The three of us, scooting my wheelchair-bound grandmother under an awkward crown of umbrellas, ducked over to the CIA’s Italian restaurant, a pleasant and cheerily incongruous marigold yellow stucco villa that stands off to one side in the crook of one the arms of the old seminary—now called Roth Hall. It looks like an Olive Garden in the off-parcel of a mall, that is, if one had ever been plopped in the landscaped Tuscan background of one of Mantegna’s Madonnas. A pleasant ironwork sign with a hanging shield displaying three old-fashioned folks fesswise indicates the place’s namesake of Caterina de Medici, the godmother of French cooking and the mythical progenitor of the fork. Inside, there are Medici palle everywhere.
Appetizers came and went, and we luxuriated in the prosciutto and the hot steam of soup as the rain fogged the world beyond our windows at the corner table, and I got to thinking of America’s recent discovery of food. Or cuisine, anyway.
Cooking, of the fancy nouvelle kind, is everywhere these days. You can’t swing a stainless-steel pot without hitting a would-be Emeril or an aspiring Rachael Ray. (Though I am told serious foodies despise Miss Rachael, a bubbly sorority gal of a food guru).
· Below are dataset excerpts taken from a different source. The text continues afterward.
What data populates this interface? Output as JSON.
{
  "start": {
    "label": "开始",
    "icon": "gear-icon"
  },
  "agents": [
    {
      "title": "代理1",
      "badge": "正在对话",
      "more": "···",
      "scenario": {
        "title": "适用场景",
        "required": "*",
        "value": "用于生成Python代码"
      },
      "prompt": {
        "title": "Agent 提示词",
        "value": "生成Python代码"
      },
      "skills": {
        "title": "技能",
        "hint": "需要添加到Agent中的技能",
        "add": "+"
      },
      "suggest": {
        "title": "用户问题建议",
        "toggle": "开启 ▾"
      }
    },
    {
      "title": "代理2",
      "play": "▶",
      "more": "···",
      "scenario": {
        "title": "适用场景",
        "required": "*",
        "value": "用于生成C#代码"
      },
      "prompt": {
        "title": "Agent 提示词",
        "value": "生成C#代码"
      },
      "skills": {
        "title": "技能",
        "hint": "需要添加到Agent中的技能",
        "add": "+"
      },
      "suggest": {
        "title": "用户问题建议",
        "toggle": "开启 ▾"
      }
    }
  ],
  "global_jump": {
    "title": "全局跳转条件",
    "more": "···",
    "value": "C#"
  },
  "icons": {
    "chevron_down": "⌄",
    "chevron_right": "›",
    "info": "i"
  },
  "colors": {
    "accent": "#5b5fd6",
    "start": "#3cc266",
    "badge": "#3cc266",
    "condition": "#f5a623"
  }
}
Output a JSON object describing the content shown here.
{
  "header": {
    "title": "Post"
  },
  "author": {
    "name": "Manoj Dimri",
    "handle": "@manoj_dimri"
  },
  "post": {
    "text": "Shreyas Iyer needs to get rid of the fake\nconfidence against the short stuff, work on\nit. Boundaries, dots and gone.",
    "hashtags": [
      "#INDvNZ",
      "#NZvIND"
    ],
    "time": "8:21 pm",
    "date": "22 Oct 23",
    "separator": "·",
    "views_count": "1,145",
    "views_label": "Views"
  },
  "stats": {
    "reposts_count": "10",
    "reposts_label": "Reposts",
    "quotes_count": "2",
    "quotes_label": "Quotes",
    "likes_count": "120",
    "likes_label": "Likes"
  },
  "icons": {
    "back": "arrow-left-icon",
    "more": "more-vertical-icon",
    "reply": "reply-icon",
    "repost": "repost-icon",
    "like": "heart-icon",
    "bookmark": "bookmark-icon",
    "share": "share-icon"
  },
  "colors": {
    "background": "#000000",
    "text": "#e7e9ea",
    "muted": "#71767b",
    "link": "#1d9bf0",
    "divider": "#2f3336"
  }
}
Now the fusionists and nouvelle chefs have decided to go native and have given birth in New York to the extravagances of the post-modern fast food industry, where one can find oneself paying eight dollars for a take-out burger. I remember back when people used to talk about Hamburger Helper. Now, even crummy parks service restaurants in Yellowstone put words like aioli on the menu, and everyone knows what tiramisu is. The worst thing is, I actually enjoy it all. I am the worst of gourmet gourmands. But I try to eat my cake and thank God too. That’s the way to take this all in stride, rather than going too Puritan. Catholics, as a friend of mine recently said, are natural sensualists--we just like to keep it all in proportion, and properly ordered with the proper senses.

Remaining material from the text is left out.